Was he joking? You could never be sure. “We are meant to be talking about my boyfriend troubles. You’re meant to say I’m too good for him, and that I’ll find someone else, but the bar’s been set pretty high given he’s a
n actual blueblood with actual palaces and Faberge eggs decorating his apartment.”
“Wealth’s not everything, Billi.”
“Said like a true Templar.”
“Does he make you happy? Sometimes?”
“Sometimes?” she asked. “Am I meant to settle with merely ‘sometimes’?”
“You don’t remember your mum. But Jamila was a tough, tough woman. More stubborn than anyone I’ve ever met and harder than my old drill sergeant in the Royal Marines. We had very different lives, different upbringings. And she worked all those shifts at the hospital. Living with a doctor’s not easy.” He looked out the window but Billi guessed he was looking backwards in time. “She made me happy, sometimes. But those times were a fair bit more precious than any Faberge egg. I suppose that’s what you get left with. Those ‘sometimes’ moments. But your heart soars. You’re carried up to the mountain top and to places no one else has ever been.”

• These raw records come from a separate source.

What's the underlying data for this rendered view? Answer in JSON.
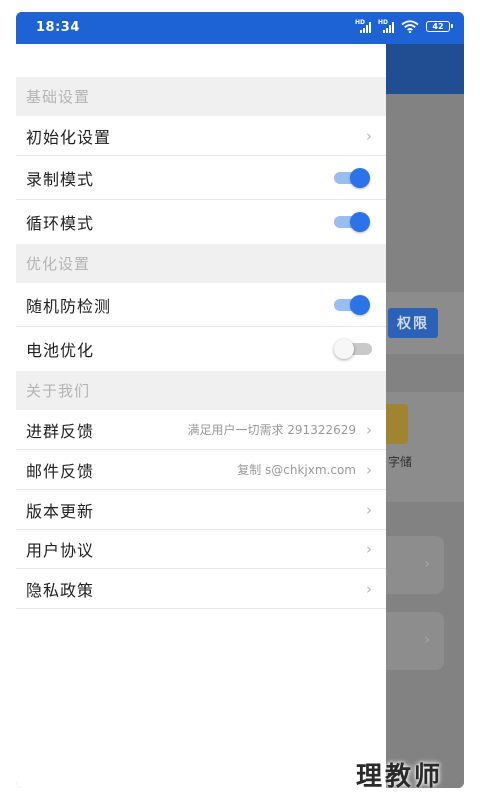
{
  "status_bar": {
    "time": "18:34",
    "signal_label": "HD",
    "battery": "42"
  },
  "drawer": {
    "sections": [
      {
        "header": "基础设置",
        "items": [
          {
            "label": "初始化设置",
            "type": "link"
          },
          {
            "label": "录制模式",
            "type": "toggle",
            "on": true
          },
          {
            "label": "循环模式",
            "type": "toggle",
            "on": true
          }
        ]
      },
      {
        "header": "优化设置",
        "items": [
          {
            "label": "随机防检测",
            "type": "toggle",
            "on": true
          },
          {
            "label": "电池优化",
            "type": "toggle",
            "on": false
          }
        ]
      },
      {
        "header": "关于我们",
        "items": [
          {
            "label": "进群反馈",
            "type": "link",
            "value": "满足用户一切需求 291322629"
          },
          {
            "label": "邮件反馈",
            "type": "link",
            "value": "复制 s@chkjxm.com"
          },
          {
            "label": "版本更新",
            "type": "link"
          },
          {
            "label": "用户协议",
            "type": "link"
          },
          {
            "label": "隐私政策",
            "type": "link"
          }
        ]
      }
    ]
  },
  "background": {
    "permission_button": "权限",
    "storage_label": "字储"
  },
  "watermark": "理教师",
  "colors": {
    "accent": "#2a73e8",
    "status_bar": "#1e63d6",
    "header_bg": "#f0f0f0"
  }
}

Billi sat there, silently looking at her dad. She’d not heard him talk like that about her mum, not ever. At first, he’d never mentioned her, the memory of her had been too painful. By the time he’d been willing to share stories her mum had become a stranger to her. What made him talk about her like that now? Had he been waiting till Billi was old enough to understand his true, deepest feelings towards Jamila? Things you couldn’t explain to a child?
She loved Ivan. Didn’t she? What was there not to love? He was a fairy-tale prince after all. Every little girl’s dream of romance. More than that, they were the golden couple. At first it had been painful, how the crowd responded to him, the unbridled awe. Then the strange, bewildered looks at her and she knew what they’d been thinking.
What’s he doing with her? Is it a charity thing?
They’d thought it wouldn’t, couldn’t, last. That he’d settle back to supermodels like before. There were still plenty of eligible European princesses on the party scene. The invites to Monaco, to summers sailing around Santorini and winters skiing at St. Moritz.
But Ivan had picked cold nights in graveyards fighting undead. Of hunting werewolves in the highlands and battling demons in the sewers beneath the city. He’d shed his blood for her.